Same issues here. Maybe need a way to specify additional nccl path instead of use cuda path directly. https://github.com/deepspeedai/DeepSpeed/blob/047a7599d24622dfb37fa5e5a32c671b1bb44233/op_builder/dc.py#L40
For example, check NCCL_INCLUDE_PATH
Thanks for the answer. Sorry I have switched from the topic thus not sure that will have time to check your solution, but maybe this question will help smn else. Many thanks.

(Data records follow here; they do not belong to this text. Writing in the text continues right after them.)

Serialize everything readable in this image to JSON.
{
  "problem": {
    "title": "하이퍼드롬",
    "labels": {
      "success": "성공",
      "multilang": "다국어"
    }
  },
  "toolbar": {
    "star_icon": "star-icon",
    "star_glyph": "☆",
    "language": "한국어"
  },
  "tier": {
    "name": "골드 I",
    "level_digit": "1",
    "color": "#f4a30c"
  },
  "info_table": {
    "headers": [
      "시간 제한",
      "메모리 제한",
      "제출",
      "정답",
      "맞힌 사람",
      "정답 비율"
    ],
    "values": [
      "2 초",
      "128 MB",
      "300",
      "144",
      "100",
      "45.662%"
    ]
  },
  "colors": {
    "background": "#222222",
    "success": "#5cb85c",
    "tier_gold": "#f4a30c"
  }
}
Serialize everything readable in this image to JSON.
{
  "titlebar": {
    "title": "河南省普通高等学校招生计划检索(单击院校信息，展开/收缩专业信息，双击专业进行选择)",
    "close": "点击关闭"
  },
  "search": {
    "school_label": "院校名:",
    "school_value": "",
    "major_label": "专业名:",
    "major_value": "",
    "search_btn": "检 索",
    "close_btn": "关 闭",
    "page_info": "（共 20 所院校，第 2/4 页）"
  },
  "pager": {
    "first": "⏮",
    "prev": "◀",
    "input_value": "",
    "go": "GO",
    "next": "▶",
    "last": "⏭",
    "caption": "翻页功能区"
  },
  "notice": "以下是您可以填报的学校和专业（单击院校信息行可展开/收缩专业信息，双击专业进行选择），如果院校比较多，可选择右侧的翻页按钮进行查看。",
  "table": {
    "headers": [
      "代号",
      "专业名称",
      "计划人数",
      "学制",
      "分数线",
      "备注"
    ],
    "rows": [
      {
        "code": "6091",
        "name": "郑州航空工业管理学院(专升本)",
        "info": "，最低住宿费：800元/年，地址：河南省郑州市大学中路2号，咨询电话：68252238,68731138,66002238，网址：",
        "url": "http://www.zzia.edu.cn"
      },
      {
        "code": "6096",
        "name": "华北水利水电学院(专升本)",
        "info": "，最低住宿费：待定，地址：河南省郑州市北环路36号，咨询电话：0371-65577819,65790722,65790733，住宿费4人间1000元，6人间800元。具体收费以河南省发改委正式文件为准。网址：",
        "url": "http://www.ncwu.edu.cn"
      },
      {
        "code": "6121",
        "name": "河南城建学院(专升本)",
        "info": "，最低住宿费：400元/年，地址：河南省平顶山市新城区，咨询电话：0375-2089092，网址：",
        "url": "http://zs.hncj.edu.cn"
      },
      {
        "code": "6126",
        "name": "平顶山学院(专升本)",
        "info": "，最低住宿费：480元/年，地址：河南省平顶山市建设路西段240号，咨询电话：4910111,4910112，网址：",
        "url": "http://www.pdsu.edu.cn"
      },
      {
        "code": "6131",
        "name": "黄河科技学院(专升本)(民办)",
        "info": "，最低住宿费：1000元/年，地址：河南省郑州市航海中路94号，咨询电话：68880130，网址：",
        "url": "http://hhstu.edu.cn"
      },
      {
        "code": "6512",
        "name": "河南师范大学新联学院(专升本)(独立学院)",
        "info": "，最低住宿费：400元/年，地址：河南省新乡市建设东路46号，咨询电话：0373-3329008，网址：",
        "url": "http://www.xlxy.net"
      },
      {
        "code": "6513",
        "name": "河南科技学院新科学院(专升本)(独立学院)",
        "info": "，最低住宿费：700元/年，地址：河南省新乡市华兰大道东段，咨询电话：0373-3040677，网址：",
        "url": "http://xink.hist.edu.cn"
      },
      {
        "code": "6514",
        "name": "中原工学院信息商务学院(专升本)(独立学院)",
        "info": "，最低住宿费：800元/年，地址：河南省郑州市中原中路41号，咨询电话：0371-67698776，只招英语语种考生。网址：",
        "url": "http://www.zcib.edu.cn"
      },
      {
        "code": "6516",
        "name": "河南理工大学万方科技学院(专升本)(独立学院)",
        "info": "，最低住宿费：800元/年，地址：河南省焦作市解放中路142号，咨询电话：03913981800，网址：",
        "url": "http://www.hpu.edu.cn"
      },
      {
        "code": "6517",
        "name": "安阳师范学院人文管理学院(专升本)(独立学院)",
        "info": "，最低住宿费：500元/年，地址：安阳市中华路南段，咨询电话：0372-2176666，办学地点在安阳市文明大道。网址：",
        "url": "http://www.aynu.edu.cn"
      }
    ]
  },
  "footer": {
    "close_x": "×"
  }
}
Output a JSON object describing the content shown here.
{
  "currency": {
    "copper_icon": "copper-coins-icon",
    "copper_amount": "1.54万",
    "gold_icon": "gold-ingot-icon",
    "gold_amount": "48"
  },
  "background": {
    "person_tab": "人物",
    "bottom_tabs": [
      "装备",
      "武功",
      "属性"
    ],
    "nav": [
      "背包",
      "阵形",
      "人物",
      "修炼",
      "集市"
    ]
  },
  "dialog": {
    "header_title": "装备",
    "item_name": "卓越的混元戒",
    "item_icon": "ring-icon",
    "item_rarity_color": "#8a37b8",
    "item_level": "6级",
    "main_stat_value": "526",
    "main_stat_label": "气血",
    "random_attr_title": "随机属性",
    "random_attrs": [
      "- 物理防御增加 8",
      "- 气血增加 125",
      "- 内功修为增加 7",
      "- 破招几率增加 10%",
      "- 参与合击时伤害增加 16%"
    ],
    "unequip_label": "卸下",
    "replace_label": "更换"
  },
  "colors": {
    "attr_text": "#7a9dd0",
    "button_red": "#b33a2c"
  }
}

FYI I made the following patch and applied it to 0.17.6
git apply <<'PATCH'
diff --git a/op_builder/dc.py b/op_builder/dc.py
index 15b25bf3..bce4e97d 100644
--- a/op_builder/dc.py
+++ b/op_builder/dc.py
@@ -33,6 +33,10 @@ class DeepCompileBuilder(TorchCPUOpBuilder):
CUDA_INCLUDE = []
elif not self.is_rocm_pytorch():
CUDA_INCLUDE = [os.path.join(torch.utils.cpp_extension.CUDA_HOME, "include")]
+ # If set, append a single NCCL include dir.
+ _nccl_inc = os.environ.get("NCCL_INCLUDE_DIR")
+ if _nccl_inc and _nccl_inc not in CUDA_INCLUDE:
+ CUDA_INCLUDE.append(_nccl_inc)
else:
CUDA_INCLUDE = [
os.path.join(torch.utils.cpp_extension.ROCM_HOME, "include"),
PATCH
Setting and exportingNCCL_INCLUDE_DIR beforehand, of course